In the scored contrapuntal music of the West, the combination of different voices often parallels the notation of the score. A classical string quartet, for example, is generally notated in four voices, each of which is bound to an instrument of the quartet. Music that is handed down orally, on the other hand, often features a higher level of contrapuntal organisation, made necessary by the absence of written parts. The different voices are distributed among the different players with considerably more subtlety.
The instrumentation of the saxophone quartet is unusual in classical music. The four instruments are, in comparison to the string quartet, relatively homogeneous, with each instrument representing a broad palette of colours and different playing styles. This combination features four instruments which, paradoxically, resemble each other so closely that each can stand in for a multiplicity of different instruments.
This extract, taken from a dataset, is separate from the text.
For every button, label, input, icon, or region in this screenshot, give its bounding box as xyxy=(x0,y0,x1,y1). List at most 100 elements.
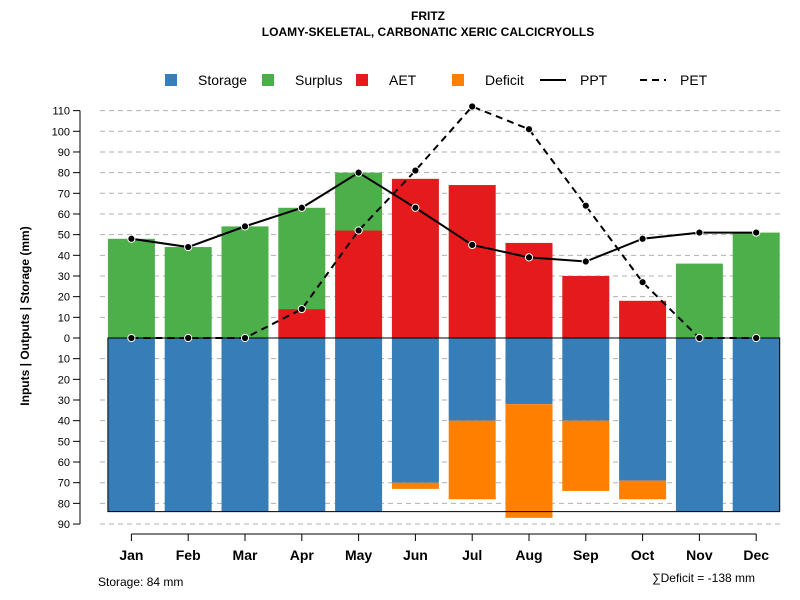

When the Habanera Quartet commissioned me to write this piece, I realised that this peculiarity provided a solution to the issue which was of greatest musical interest to me at the time, namely the relationship of the whole to the individual parts. in Durch, the music is almost never the sum of its parts. Depending on how sharply ones hearing is focused, everything develops from one fugure and is a unified whole, in constant development. This figure becomes a mosaic, consisting of small, simple elements, ordered in a regular fashion. With the sharpest possible focus, each of these elements gains its own voice, as if via a line laid in perspective through the sound space and a dense counterpoint of colours and rhythms. This alternation between the binding together and the individuation of elements makes for constant progress, emanating from light and striving for breath - as indicated by both the meaning ('through') and the sound of the (German) title of the piece.
This work is dedicated to the memory of Gérard Grisey, who was my tutor in composition and taught us 'musical ethics' for four years at the Paris Conservatoire, and who suddenly died in November 1998, while I was composing this piece.